Ihr fehle daher auch "jedes Verständnis dafür, dass Österreich nicht dem Beispiel anderer europäischer Länder folgen und zumindest einige Dutzend Kinder und Familien aufnehmen kann", betont die Forums-Vorsitzende. Die Politik dürfe sich "weder blind noch taub stellen" für das Leid und Elend in den Lagern - und sie dürfe dabei im Übrigen auch die Mehrheit der Österreicherinnen und Österreicher hinter sich wissen, die "mitmenschlich" denke, wie man an vielerlei Hilfsinitiativen für Flüchtlinge und einer "überwältigenden Spendenbereitschaft" etwa bei "Licht ins Dunkel" sehen würde.
"Wenn wir das christliche Abendland glaubwürdig verteidigen wollen, dann müssen wir auch christlich handeln. Jesus Christus ist Mensch geworden, damit diese Welt menschlicher wird", so Derschmidt abschließend.
Bischofsvikar: "Sofort und unbürokratisch helfen"

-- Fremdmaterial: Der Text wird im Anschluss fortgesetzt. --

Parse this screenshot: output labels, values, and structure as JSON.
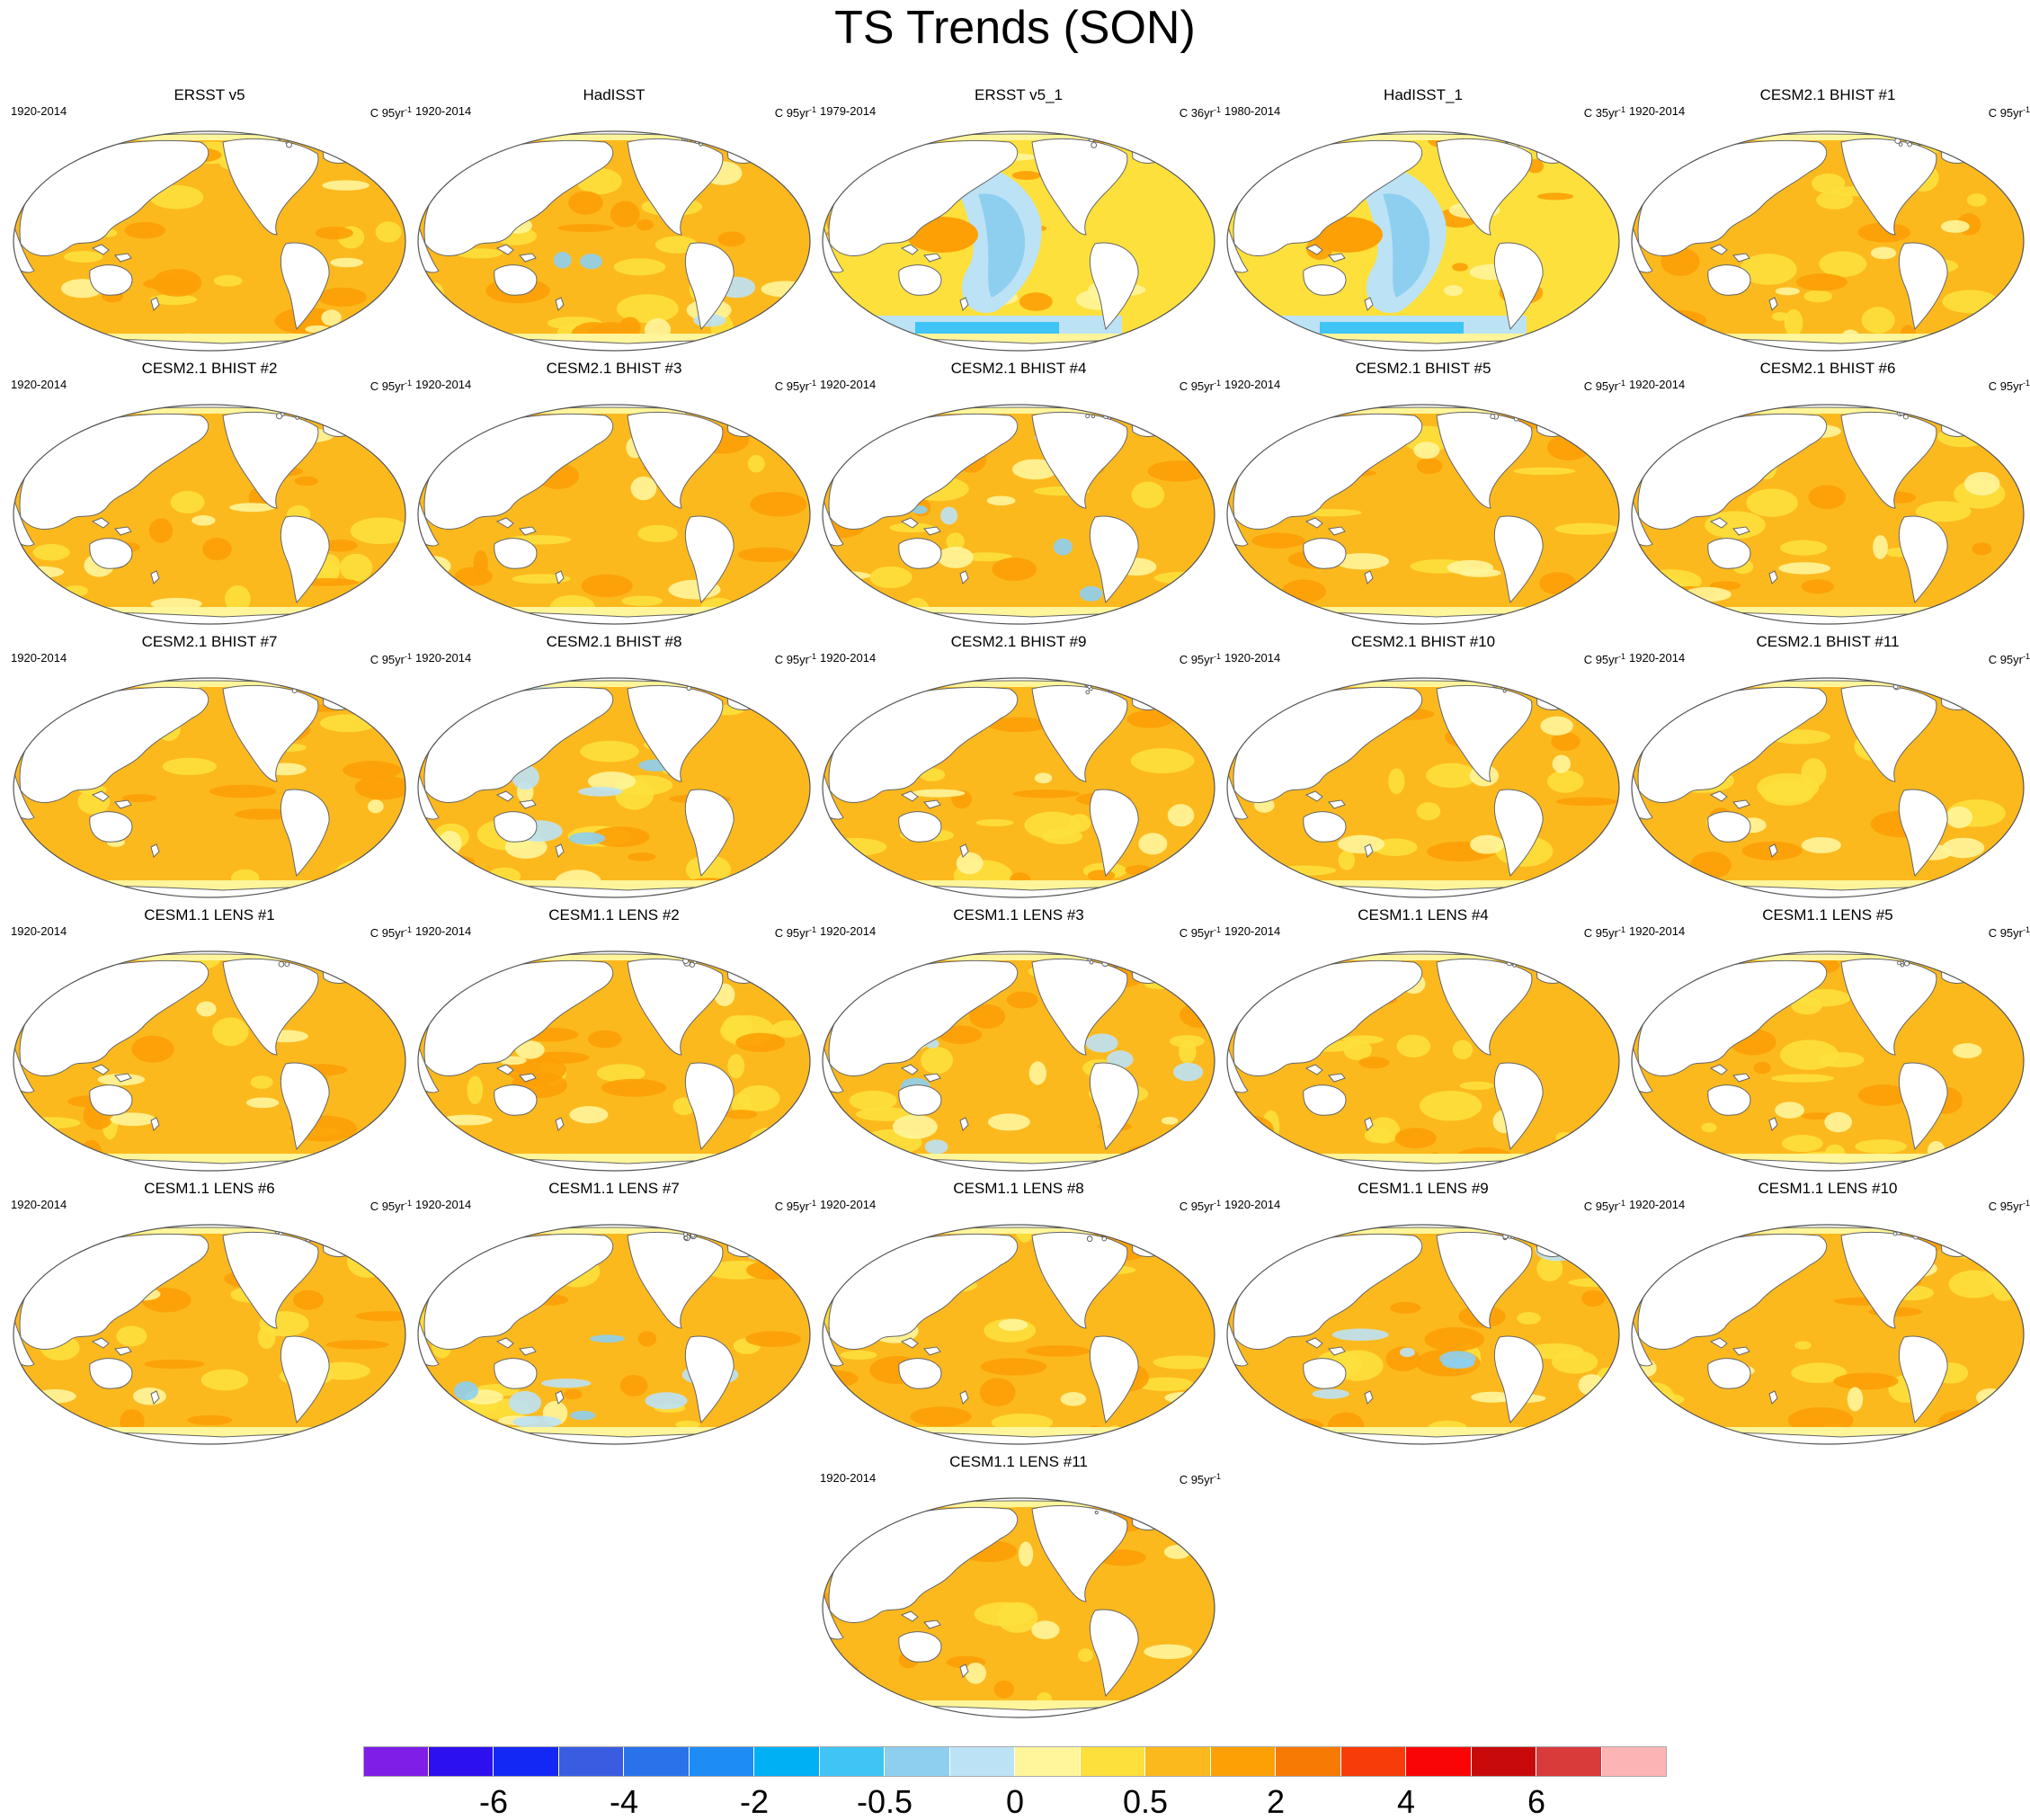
{
  "figure": {
    "title": "TS Trends (SON)"
  },
  "panels": [
    {
      "title": "ERSST v5",
      "period": "1920-2014",
      "units_base": "C 95yr",
      "units_exp": "-1",
      "pattern": "warm"
    },
    {
      "title": "HadISST",
      "period": "1920-2014",
      "units_base": "C 95yr",
      "units_exp": "-1",
      "pattern": "warm-mixed"
    },
    {
      "title": "ERSST v5_1",
      "period": "1979-2014",
      "units_base": "C 36yr",
      "units_exp": "-1",
      "pattern": "cool-pacific"
    },
    {
      "title": "HadISST_1",
      "period": "1980-2014",
      "units_base": "C 35yr",
      "units_exp": "-1",
      "pattern": "cool-pacific"
    },
    {
      "title": "CESM2.1 BHIST #1",
      "period": "1920-2014",
      "units_base": "C 95yr",
      "units_exp": "-1",
      "pattern": "warm"
    },
    {
      "title": "CESM2.1 BHIST #2",
      "period": "1920-2014",
      "units_base": "C 95yr",
      "units_exp": "-1",
      "pattern": "warm"
    },
    {
      "title": "CESM2.1 BHIST #3",
      "period": "1920-2014",
      "units_base": "C 95yr",
      "units_exp": "-1",
      "pattern": "warm"
    },
    {
      "title": "CESM2.1 BHIST #4",
      "period": "1920-2014",
      "units_base": "C 95yr",
      "units_exp": "-1",
      "pattern": "warm-mixed"
    },
    {
      "title": "CESM2.1 BHIST #5",
      "period": "1920-2014",
      "units_base": "C 95yr",
      "units_exp": "-1",
      "pattern": "warm"
    },
    {
      "title": "CESM2.1 BHIST #6",
      "period": "1920-2014",
      "units_base": "C 95yr",
      "units_exp": "-1",
      "pattern": "warm"
    },
    {
      "title": "CESM2.1 BHIST #7",
      "period": "1920-2014",
      "units_base": "C 95yr",
      "units_exp": "-1",
      "pattern": "warm"
    },
    {
      "title": "CESM2.1 BHIST #8",
      "period": "1920-2014",
      "units_base": "C 95yr",
      "units_exp": "-1",
      "pattern": "warm-mixed"
    },
    {
      "title": "CESM2.1 BHIST #9",
      "period": "1920-2014",
      "units_base": "C 95yr",
      "units_exp": "-1",
      "pattern": "warm"
    },
    {
      "title": "CESM2.1 BHIST #10",
      "period": "1920-2014",
      "units_base": "C 95yr",
      "units_exp": "-1",
      "pattern": "warm"
    },
    {
      "title": "CESM2.1 BHIST #11",
      "period": "1920-2014",
      "units_base": "C 95yr",
      "units_exp": "-1",
      "pattern": "warm"
    },
    {
      "title": "CESM1.1 LENS #1",
      "period": "1920-2014",
      "units_base": "C 95yr",
      "units_exp": "-1",
      "pattern": "warm"
    },
    {
      "title": "CESM1.1 LENS #2",
      "period": "1920-2014",
      "units_base": "C 95yr",
      "units_exp": "-1",
      "pattern": "warm"
    },
    {
      "title": "CESM1.1 LENS #3",
      "period": "1920-2014",
      "units_base": "C 95yr",
      "units_exp": "-1",
      "pattern": "warm-mixed"
    },
    {
      "title": "CESM1.1 LENS #4",
      "period": "1920-2014",
      "units_base": "C 95yr",
      "units_exp": "-1",
      "pattern": "warm"
    },
    {
      "title": "CESM1.1 LENS #5",
      "period": "1920-2014",
      "units_base": "C 95yr",
      "units_exp": "-1",
      "pattern": "warm"
    },
    {
      "title": "CESM1.1 LENS #6",
      "period": "1920-2014",
      "units_base": "C 95yr",
      "units_exp": "-1",
      "pattern": "warm"
    },
    {
      "title": "CESM1.1 LENS #7",
      "period": "1920-2014",
      "units_base": "C 95yr",
      "units_exp": "-1",
      "pattern": "warm-mixed"
    },
    {
      "title": "CESM1.1 LENS #8",
      "period": "1920-2014",
      "units_base": "C 95yr",
      "units_exp": "-1",
      "pattern": "warm"
    },
    {
      "title": "CESM1.1 LENS #9",
      "period": "1920-2014",
      "units_base": "C 95yr",
      "units_exp": "-1",
      "pattern": "warm-mixed"
    },
    {
      "title": "CESM1.1 LENS #10",
      "period": "1920-2014",
      "units_base": "C 95yr",
      "units_exp": "-1",
      "pattern": "warm"
    },
    {
      "title": "CESM1.1 LENS #11",
      "period": "1920-2014",
      "units_base": "C 95yr",
      "units_exp": "-1",
      "pattern": "warm"
    }
  ],
  "colorbar": {
    "colors": [
      "#7f1ee6",
      "#2d10ef",
      "#1428f5",
      "#3a5ce0",
      "#2a72ea",
      "#1e8cf5",
      "#00b0f5",
      "#40c4f5",
      "#8ecff0",
      "#bce2f5",
      "#fff59a",
      "#fde03c",
      "#fcb91e",
      "#fca005",
      "#f77a05",
      "#f73c0a",
      "#fa0505",
      "#c80a0a",
      "#d93a3a",
      "#fcb4b4"
    ],
    "labels": [
      "-6",
      "-4",
      "-2",
      "-0.5",
      "0",
      "0.5",
      "2",
      "4",
      "6"
    ],
    "label_boundaries": [
      2,
      4,
      6,
      8,
      10,
      12,
      14,
      16,
      18
    ]
  },
  "palette": {
    "ocean_light": "#fde03c",
    "ocean_warm": "#fcb91e",
    "ocean_hot": "#fca005",
    "ocean_very_hot": "#f77a05",
    "ocean_pale": "#fff59a",
    "cool_light": "#bce2f5",
    "cool": "#8ecff0",
    "cool_strong": "#40c4f5",
    "land": "#ffffff",
    "coast": "#666666"
  }
}
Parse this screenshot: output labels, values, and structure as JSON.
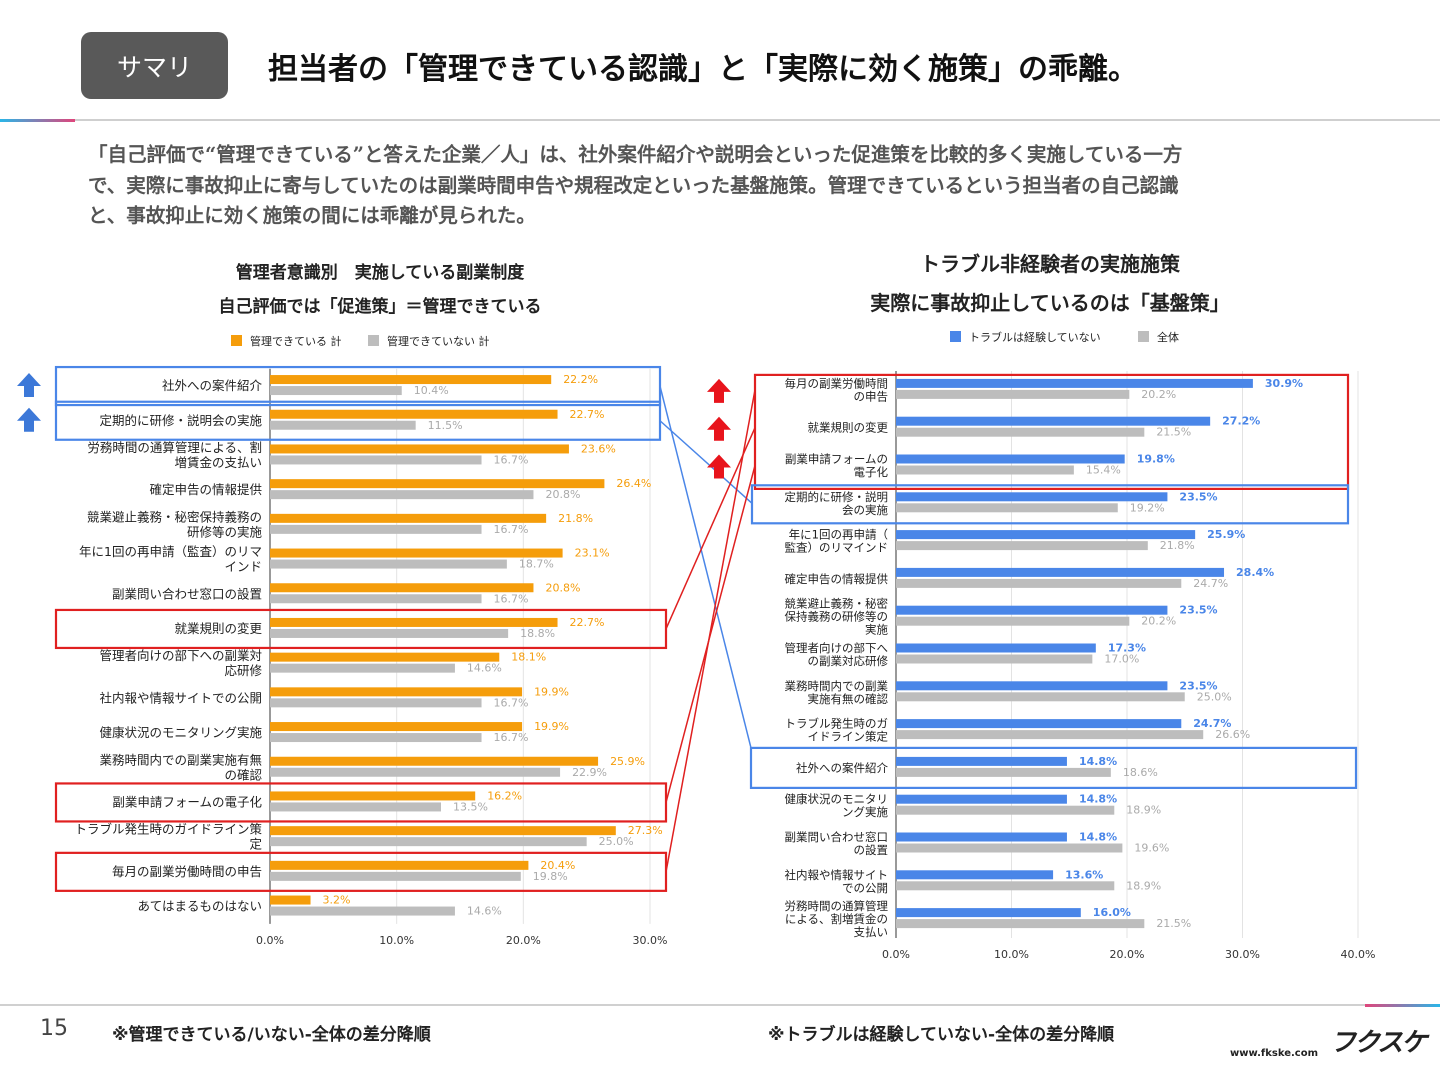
{
  "header": {
    "badge": "サマリ",
    "headline": "担当者の「管理できている認識」と「実際に効く施策」の乖離。"
  },
  "summary": {
    "lines": [
      "「自己評価で“管理できている”と答えた企業／人」は、社外案件紹介や説明会といった促進策を比較的多く実施している一方",
      "で、実際に事故抑止に寄与していたのは副業時間申告や規程改定といった基盤施策。管理できているという担当者の自己認識",
      "と、事故抑止に効く施策の間には乖離が見られた。"
    ]
  },
  "left_title": {
    "line1": "管理者意識別　実施している副業制度",
    "line2": "自己評価では「促進策」＝管理できている"
  },
  "right_title": {
    "line1": "トラブル非経験者の実施施策",
    "line2": "実際に事故抑止しているのは「基盤策」"
  },
  "colors": {
    "orange": "#f59d0b",
    "gray": "#bdbdbd",
    "blue": "#4a86e8",
    "box_blue": "#4a86e8",
    "box_red": "#e02020",
    "arrow_blue": "#3c78d8",
    "arrow_red": "#e8141c"
  },
  "chart_data": [
    {
      "type": "bar",
      "orientation": "horizontal",
      "categories": [
        [
          "社外への案件紹介"
        ],
        [
          "定期的に研修・説明会の実施"
        ],
        [
          "労務時間の通算管理による、割",
          "増賃金の支払い"
        ],
        [
          "確定申告の情報提供"
        ],
        [
          "競業避止義務・秘密保持義務の",
          "研修等の実施"
        ],
        [
          "年に1回の再申請（監査）のリマ",
          "インド"
        ],
        [
          "副業問い合わせ窓口の設置"
        ],
        [
          "就業規則の変更"
        ],
        [
          "管理者向けの部下への副業対",
          "応研修"
        ],
        [
          "社内報や情報サイトでの公開"
        ],
        [
          "健康状況のモニタリング実施"
        ],
        [
          "業務時間内での副業実施有無",
          "の確認"
        ],
        [
          "副業申請フォームの電子化"
        ],
        [
          "トラブル発生時のガイドライン策",
          "定"
        ],
        [
          "毎月の副業労働時間の申告"
        ],
        [
          "あてはまるものはない"
        ]
      ],
      "series": [
        {
          "name": "管理できている 計",
          "values": [
            22.2,
            22.7,
            23.6,
            26.4,
            21.8,
            23.1,
            20.8,
            22.7,
            18.1,
            19.9,
            19.9,
            25.9,
            16.2,
            27.3,
            20.4,
            3.2
          ]
        },
        {
          "name": "管理できていない 計",
          "values": [
            10.4,
            11.5,
            16.7,
            20.8,
            16.7,
            18.7,
            16.7,
            18.8,
            14.6,
            16.7,
            16.7,
            22.9,
            13.5,
            25.0,
            19.8,
            14.6
          ]
        }
      ],
      "value_labels": [
        [
          "22.2%",
          "22.7%",
          "23.6%",
          "26.4%",
          "21.8%",
          "23.1%",
          "20.8%",
          "22.7%",
          "18.1%",
          "19.9%",
          "19.9%",
          "25.9%",
          "16.2%",
          "27.3%",
          "20.4%",
          "3.2%"
        ],
        [
          "10.4%",
          "11.5%",
          "16.7%",
          "20.8%",
          "16.7%",
          "18.7%",
          "16.7%",
          "18.8%",
          "14.6%",
          "16.7%",
          "16.7%",
          "22.9%",
          "13.5%",
          "25.0%",
          "19.8%",
          "14.6%"
        ]
      ],
      "xlim": [
        0,
        30
      ],
      "ticks": [
        "0.0%",
        "10.0%",
        "20.0%",
        "30.0%"
      ],
      "legend_position": "top",
      "highlighted_blue": [
        0,
        1
      ],
      "highlighted_red": [
        7,
        12,
        14
      ],
      "footnote": "※管理できている/いない-全体の差分降順"
    },
    {
      "type": "bar",
      "orientation": "horizontal",
      "categories": [
        [
          "毎月の副業労働時間",
          "の申告"
        ],
        [
          "就業規則の変更"
        ],
        [
          "副業申請フォームの",
          "電子化"
        ],
        [
          "定期的に研修・説明",
          "会の実施"
        ],
        [
          "年に1回の再申請（",
          "監査）のリマインド"
        ],
        [
          "確定申告の情報提供"
        ],
        [
          "競業避止義務・秘密",
          "保持義務の研修等の",
          "実施"
        ],
        [
          "管理者向けの部下へ",
          "の副業対応研修"
        ],
        [
          "業務時間内での副業",
          "実施有無の確認"
        ],
        [
          "トラブル発生時のガ",
          "イドライン策定"
        ],
        [
          "社外への案件紹介"
        ],
        [
          "健康状況のモニタリ",
          "ング実施"
        ],
        [
          "副業問い合わせ窓口",
          "の設置"
        ],
        [
          "社内報や情報サイト",
          "での公開"
        ],
        [
          "労務時間の通算管理",
          "による、割増賃金の",
          "支払い"
        ]
      ],
      "series": [
        {
          "name": "トラブルは経験していない",
          "values": [
            30.9,
            27.2,
            19.8,
            23.5,
            25.9,
            28.4,
            23.5,
            17.3,
            23.5,
            24.7,
            14.8,
            14.8,
            14.8,
            13.6,
            16.0
          ]
        },
        {
          "name": "全体",
          "values": [
            20.2,
            21.5,
            15.4,
            19.2,
            21.8,
            24.7,
            20.2,
            17.0,
            25.0,
            26.6,
            18.6,
            18.9,
            19.6,
            18.9,
            21.5
          ]
        }
      ],
      "value_labels": [
        [
          "30.9%",
          "27.2%",
          "19.8%",
          "23.5%",
          "25.9%",
          "28.4%",
          "23.5%",
          "17.3%",
          "23.5%",
          "24.7%",
          "14.8%",
          "14.8%",
          "14.8%",
          "13.6%",
          "16.0%"
        ],
        [
          "20.2%",
          "21.5%",
          "15.4%",
          "19.2%",
          "21.8%",
          "24.7%",
          "20.2%",
          "17.0%",
          "25.0%",
          "26.6%",
          "18.6%",
          "18.9%",
          "19.6%",
          "18.9%",
          "21.5%"
        ]
      ],
      "xlim": [
        0,
        40
      ],
      "ticks": [
        "0.0%",
        "10.0%",
        "20.0%",
        "30.0%",
        "40.0%"
      ],
      "legend_position": "top",
      "highlighted_red": [
        0,
        1,
        2
      ],
      "highlighted_blue": [
        3,
        10
      ],
      "footnote": "※トラブルは経験していない-全体の差分降順"
    }
  ],
  "footer": {
    "page": "15",
    "logo": "フクスケ",
    "url": "www.fkske.com"
  }
}
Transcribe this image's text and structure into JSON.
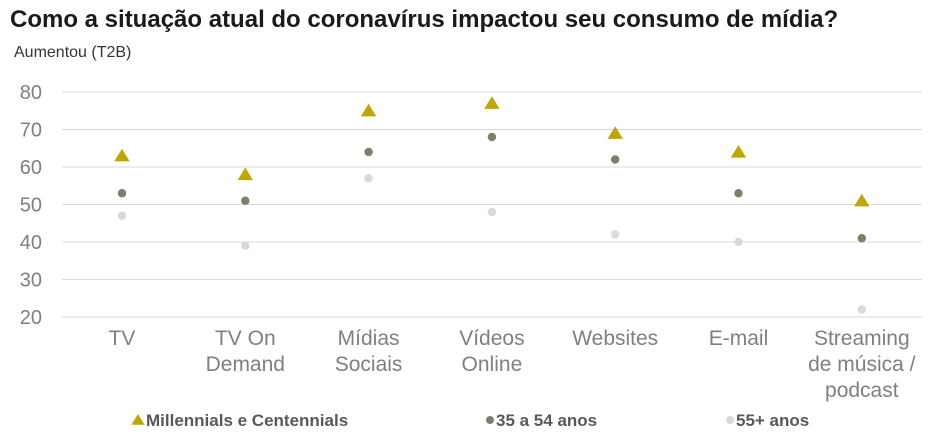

In den Reigen der Kritiker an der österreichischen Flüchtlingspolitik reiht sich nun auch der u.a. für Migrationsfragen zuständige Kärntner Bischofsvikar Hans-Peter Premur ein. "Die humanitäre Krise auf Lesbos hat eine Dimension angenommen, in der das Gewissen der Menschen nicht mehr stillhalten kann", heißt es in einer Stellungnahme des Bischofsvikars vom Freitag. Ein Aufschrei gehe durch das Land, den auch die Kirche teile.
Seit Monaten würden viele Menschen hierzulande spenden, um so Hilfe vor Ort zu leisten - da das aber offenbar nicht funktioniere oder genüge müsse "jetzt sofort und unbürokratisch geholfen werden". Kirche, Caritas und Pfarren sowie Privatpersonen seien bereit, Quartiere zur Verfügung zu stellen, so Premur.
Dankbarkeit gebühre diesbezüglich insbesondere dem Innsbrucker Bischof Hermann Glettler, erinnerte der Bischofsvikar abschließend: Schließlich sei er es gewesen, der sich "aus der Deckung begeben" habe und "in die Problemzone nach Griechenland gefahren ist, um Klartext zu sprechen."